In a  review of the inherent strengths of handlooms, B.K. Sinha (former Development Commissioner, Handlooms) pointed out that due to manual operations several combinations are possible in handlooms with intricate designs. “The functional properties like drape, texture, strength, wrinkle resistance, dominant stability etc. can be ingeniously manipulated through appropriate designs, exclusive types of fabrics used, counts and twists of warps and yarns, thick density, type of weave, type of fashion and process employed in printing.” This review goes on to detail many kinds of clothes which are best woven on handlooms,

“The clothes made from extremely fine material i.e. yarn count with 100s and above which are delicate, can be woven more safely on the handloom owing to comparative lightness of jerks. The polish of the clothes interwoven with gold or silver thread, can be taken out by extremely frictional action of powerlooms. On the contrary, handlooms are ideally suited for such work. Clothes with multi coloured designs in which the weft is to be changed very frequently are most suited to handlooms. Clothes with embellishment in the border and heading and entire body with delicate designs in various colours which calls for individual schemes can be ideally woven on handlooms.

Many people who have been using khadi cloth for years say emphatically it is very healthy for skin, providing comfort in summer as well as in winter. With growing health consciousness, this can help to increase the demand for khadi in India as well as abroad. Also the undisputed fact that handloom and even more so khadi generates the most employment per metre of cloth can also be used to promote this cloth.

The consciousness for energy-conservation as well as reducing greenhouse gas emissions is increasing. From this point of view hand-woven cloth has an obvious edge, particularly when it is also hand-spun. The eco-worth of these products can be increased further by the increasing use of vegetable colours.

Massive amounts of money are spent on imparting vocational education, including industrial skills in an institutional set-up. But in the informal set-up of handlooms and several related crafts and artisan skills, an informal structure exists  for imparting invaluable and intricate skills to the next generation without the government spending any money. Surely such traditional sustainable livelihoods based on beautiful skills need to be protected and promoted in a big way.

While protecting handloom weavers is important , the cause of hand-spinning is no less important. Somehow the schemes of handloom promotion have got delinked from hand-spinning, although Mahatma Gandhi had emphasised that without hand-spinning as a base, handloom weavers will never be able to ensure self reliant, sustainable development. They will remain dependent on mills for yarn, on suppliers who actually want the rapid development of mechanised weaving (apart from spinning).

There are several struggles in India to give a fair deal to handloom weavers.
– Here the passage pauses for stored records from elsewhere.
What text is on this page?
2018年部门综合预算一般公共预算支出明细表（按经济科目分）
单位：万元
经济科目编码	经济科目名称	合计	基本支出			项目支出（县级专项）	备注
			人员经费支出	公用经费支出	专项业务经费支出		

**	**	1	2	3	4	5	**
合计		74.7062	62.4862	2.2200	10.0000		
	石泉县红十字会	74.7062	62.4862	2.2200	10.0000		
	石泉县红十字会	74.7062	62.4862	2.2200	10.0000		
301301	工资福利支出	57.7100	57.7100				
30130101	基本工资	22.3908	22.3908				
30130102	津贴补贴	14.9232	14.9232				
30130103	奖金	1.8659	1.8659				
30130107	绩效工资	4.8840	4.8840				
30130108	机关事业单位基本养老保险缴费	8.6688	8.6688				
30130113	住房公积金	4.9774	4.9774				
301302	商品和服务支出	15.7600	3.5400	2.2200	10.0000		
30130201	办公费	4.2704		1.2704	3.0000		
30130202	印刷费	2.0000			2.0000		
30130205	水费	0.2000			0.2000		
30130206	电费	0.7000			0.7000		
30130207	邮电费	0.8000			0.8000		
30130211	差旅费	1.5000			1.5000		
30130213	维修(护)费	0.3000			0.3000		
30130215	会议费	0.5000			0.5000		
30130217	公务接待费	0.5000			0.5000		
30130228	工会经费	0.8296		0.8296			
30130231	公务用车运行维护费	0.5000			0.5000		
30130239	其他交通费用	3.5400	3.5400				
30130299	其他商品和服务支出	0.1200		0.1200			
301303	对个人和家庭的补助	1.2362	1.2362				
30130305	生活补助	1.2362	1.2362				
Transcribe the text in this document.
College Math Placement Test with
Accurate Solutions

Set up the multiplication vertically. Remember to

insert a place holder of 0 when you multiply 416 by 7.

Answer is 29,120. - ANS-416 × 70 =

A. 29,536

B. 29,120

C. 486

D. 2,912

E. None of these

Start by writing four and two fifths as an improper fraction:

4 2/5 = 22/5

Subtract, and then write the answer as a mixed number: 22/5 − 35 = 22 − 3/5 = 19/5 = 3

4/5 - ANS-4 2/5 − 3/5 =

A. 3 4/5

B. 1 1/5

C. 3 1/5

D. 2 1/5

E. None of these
Now with the increasing emphasis on reducing GHG emissions, the case for protecting handlooms and hand-spinning becomes stronger as protectIon of precious human skills which do not involve the use of any commercial energy, fossil fuel use or the related GHG emissions has acquired a new strength, it can get more support than before.

If India can emerge as  the leading world centre for protecting hand-weaving and spinning this will be considered a very significant achievement. Despite all the harm suffered by handlooms in the recent past, this is still a possibility which if pursued sincerely can become a reality.

Bharat Dogra is Honorary Convener, Campaign to Save Earth Now. His recent books include Man over Machine, Planet in Peril and A Day in 2071.